Metadata-Version: 2.1
Name: cereslib
Version: 0.1.16
Summary: GrimoireLab: Unify, eventize and enrich information from Perceval
Home-page: https://github.com/chaoss/grimoirelab-cereslib
Author: Bitergia
Author-email: dizquierdo@bitergia.com
License: GPLv3
Keywords: software development analytics
Platform: UNKNOWN
Classifier: Development Status :: 5 - Production/Stable
Classifier: Intended Audience :: Developers
Classifier: Topic :: Software Development
Classifier: License :: OSI Approved :: GNU General Public License v3 or later (GPLv3+)
Classifier: Programming Language :: Python :: 3
Description-Content-Type: text/markdown
License-File: LICENSE

# Ceres [![Build Status](https://github.com/chaoss/grimoirelab-cereslib/workflows/tests/badge.svg)](https://github.com/chaoss/grimoirelab-cereslib/actions?query=workflow:tests+branch:master+event:push) [![Coverage Status](https://coveralls.io/repos/github/chaoss/grimoirelab-cereslib/badge.svg?branch=master)](https://coveralls.io/github/chaoss/grimoirelab-cereslib?branch=master)

Ceres is a library that aims at dealing with data in general,
and software development data in particular.

The initial goal of Ceres is to parse information in several ways
from the [Perceval](https://github.com/grimoirelab/perceval) tool
in the [GrimoireLab project](https://github.com/grimoirelab).

However, the more code is added to this project, the more generic
methods are found to be useful in other areas of analysis.

The following are the areas of analysis that Ceres can help at:

## Eventize

The 'eventizer' helps to split information coming from Perceval.
In short, Perceval produces JSON documents and those can be consumed
by Ceres and by the 'eventizing' side of the library.

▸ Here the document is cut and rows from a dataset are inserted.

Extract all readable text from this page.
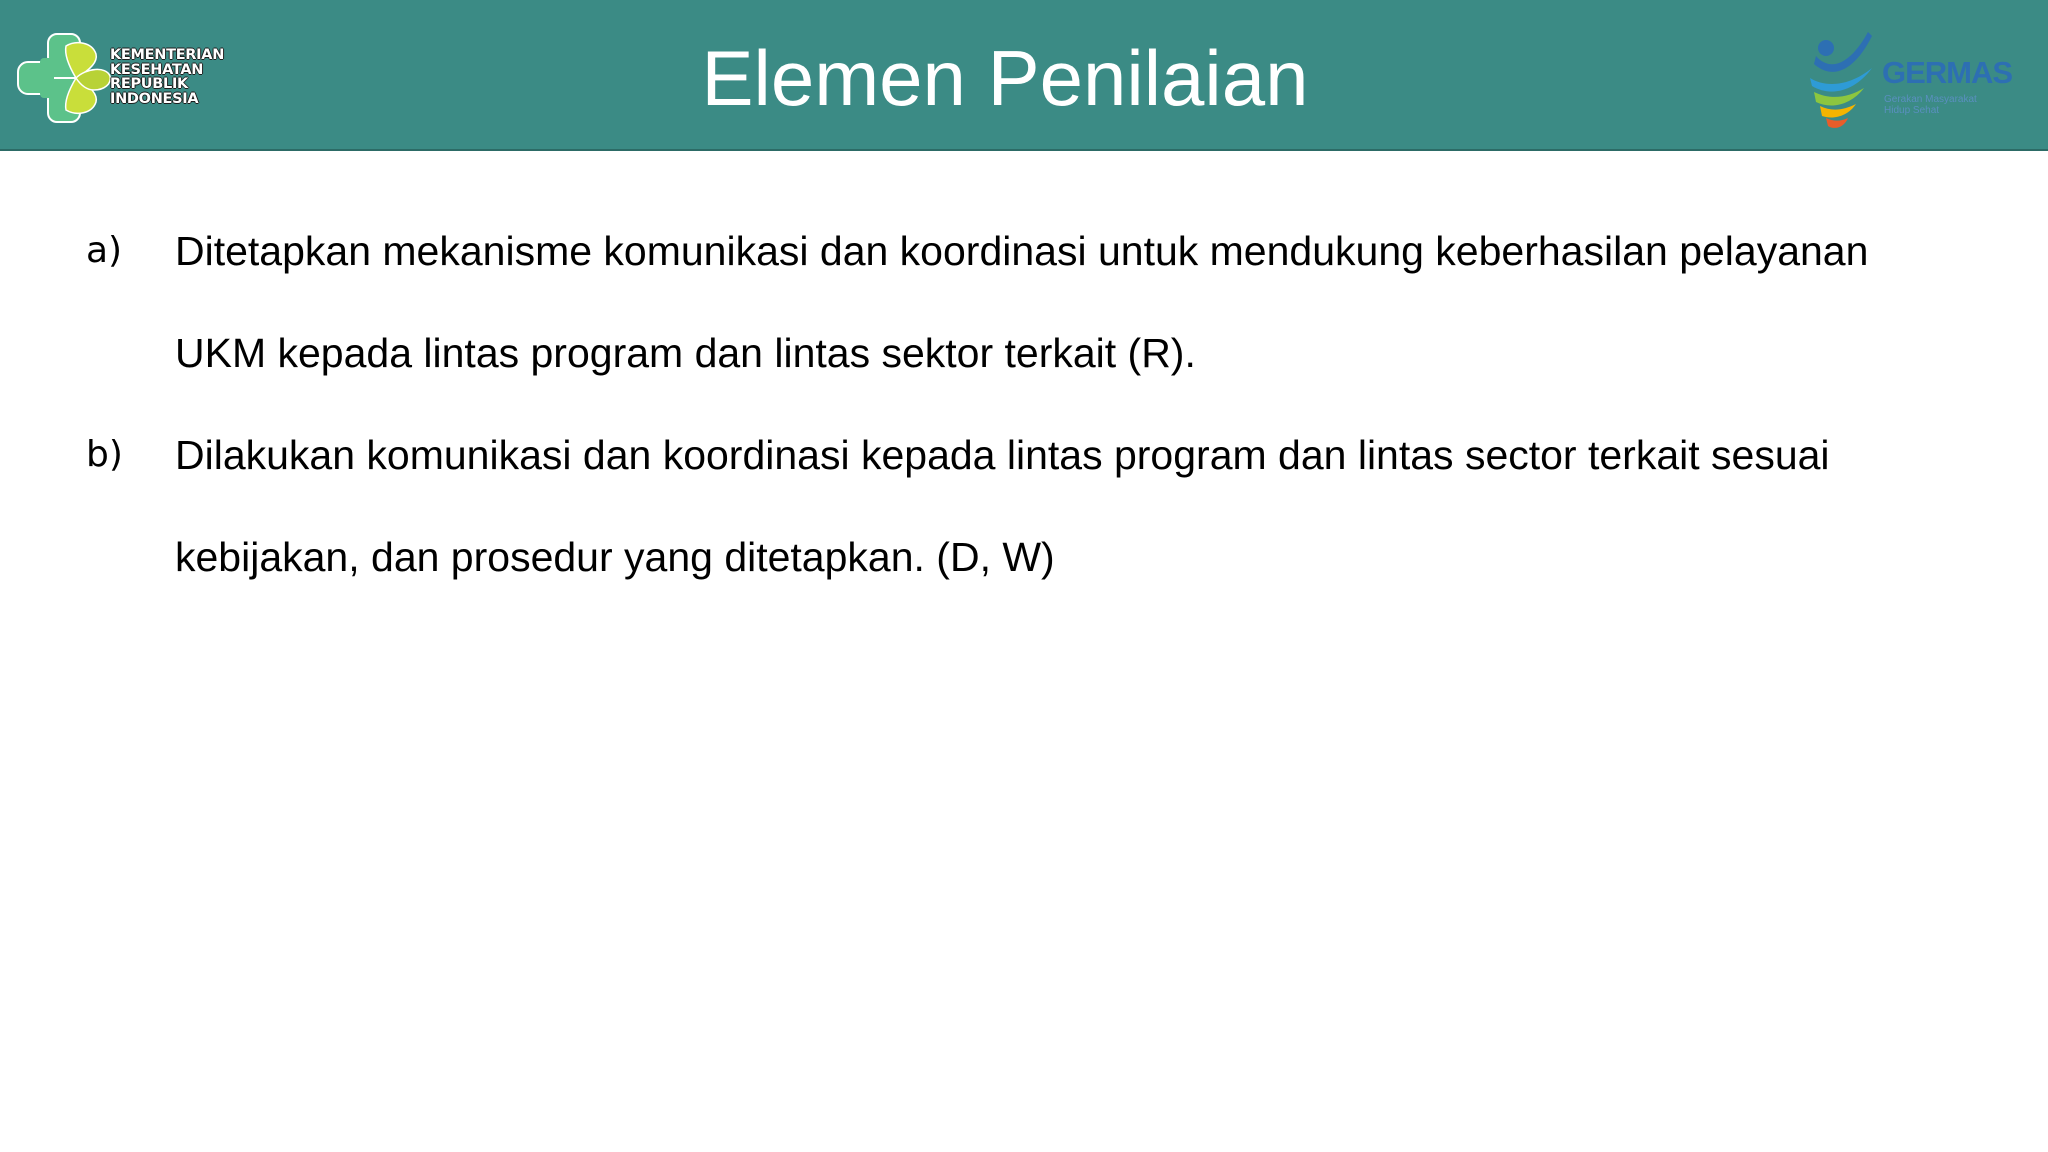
KEMENTERIAN
KESEHATAN
REPUBLIK
INDONESIA	Elemen Penilaian	GERMAS
Gerakan Masyarakat
Hidup Sehat
a) Ditetapkan mekanisme komunikasi dan koordinasi untuk mendukung keberhasilan pelayanan
UKM kepada lintas program dan lintas sektor terkait (R).

b) Dilakukan komunikasi dan koordinasi kepada lintas program dan lintas sector terkait sesuai
kebijakan, dan prosedur yang ditetapkan. (D, W)
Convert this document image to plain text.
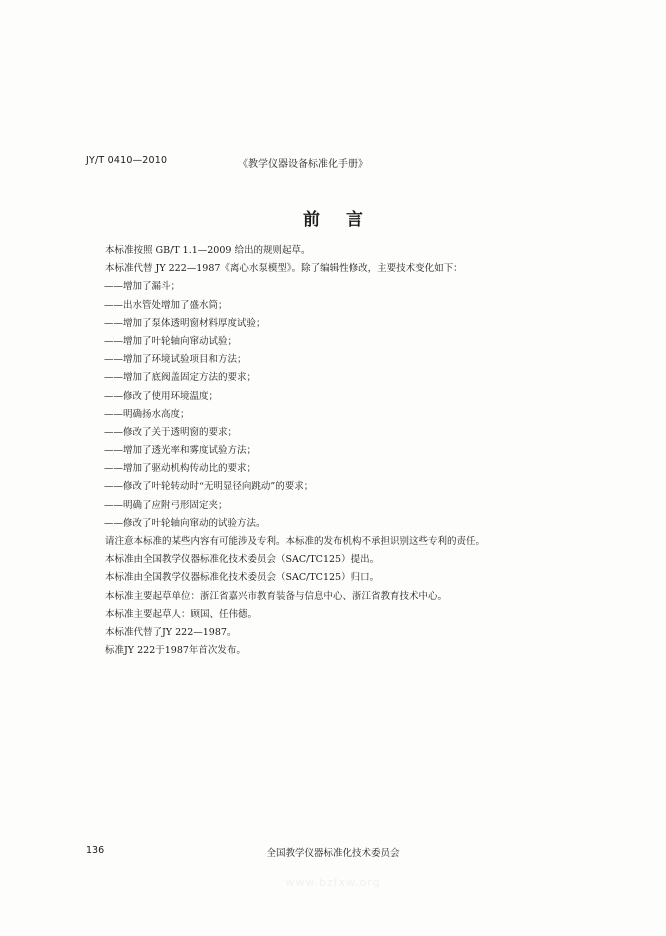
JY/T 0410—2010	《教学仪器设备标准化手册》
前言
本标准按照 GB/T 1.1—2009 给出的规则起草。
本标准代替 JY 222—1987《离心水泵模型》。除了编辑性修改，主要技术变化如下：
——增加了漏斗；
——出水管处增加了盛水筒；
——增加了泵体透明窗材料厚度试验；
——增加了叶轮轴向窜动试验；
——增加了环境试验项目和方法；
——增加了底阀盖固定方法的要求；
——修改了使用环境温度；
——明确扬水高度；
——修改了关于透明窗的要求；
——增加了透光率和雾度试验方法；
——增加了驱动机构传动比的要求；
——修改了叶轮转动时“无明显径向跳动”的要求；
——明确了应附弓形固定夹；
——修改了叶轮轴向窜动的试验方法。
请注意本标准的某些内容有可能涉及专利。本标准的发布机构不承担识别这些专利的责任。
本标准由全国教学仪器标准化技术委员会（SAC/TC125）提出。
本标准由全国教学仪器标准化技术委员会（SAC/TC125）归口。
本标准主要起草单位：浙江省嘉兴市教育装备与信息中心、浙江省教育技术中心。
本标准主要起草人：顾国、任伟德。
本标准代替了JY 222—1987。
标准JY 222于1987年首次发布。
136	全国教学仪器标准化技术委员会
www.bzfxw.org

By 'eventizing', this means the process to parse a full Perceval JSON
document and produce a Pandas DataFrame with certain amount of information.

As an example, a commit contains information about the commit itself, and
the files that were 'touched' at some point. Depending on the granularity
of the analysis Ceres will work in the following way:

* Granularity = 1: This is the first level and produces 1 to 1 relationship
  with the main items in the original data source. For example 1 commit would 
  be just 1 row in the resultant dataframe. This would be a similar case for
  a code review process in Gerrit or in Bugzilla for tickets.
* Granularity = 2: This is the second level and depends on the data source
  how in depth this goes. In the specific case of commits, this would return
  n rows in the dataframe. And there will be as many rows as files where 
  'touched' in the original data source.


## Format

The format part of the library contains some utils that are useful for
some basic formatting actions such as having a whole column in the Pandas
dataframe with the same string format.

Another example would be the use of the format utils to cast from string
to date using datetuils and applying the method to a whole column of a 
given dataframe.

## Filter

The filter utility basically removes rows based on certain values in
certain cells of a dataframe.

## Data Enrich

This is the utility most context-related together with the eventizing
actions. This will add or modify one or more columns in several ways.

There are several examples such as taking care of the surrogates enabling
UTF8, adding new columns based on some actions on others, adding the gender
of the name provided in another column, and others.


# How can you help here?

This project is still quite new, and the development is really slow, so
any extra hand would be really awesome, even giving directions, pieces
of advice or feature requests :).

And of course, using the software would be great!

# Where to start?

The examples folder contains some of the clients I've used for some
analysis such as the gender analysis or to produce dataframes that help
to understand the areas of the code where developers are working.

Those are probably a good place to have a look at.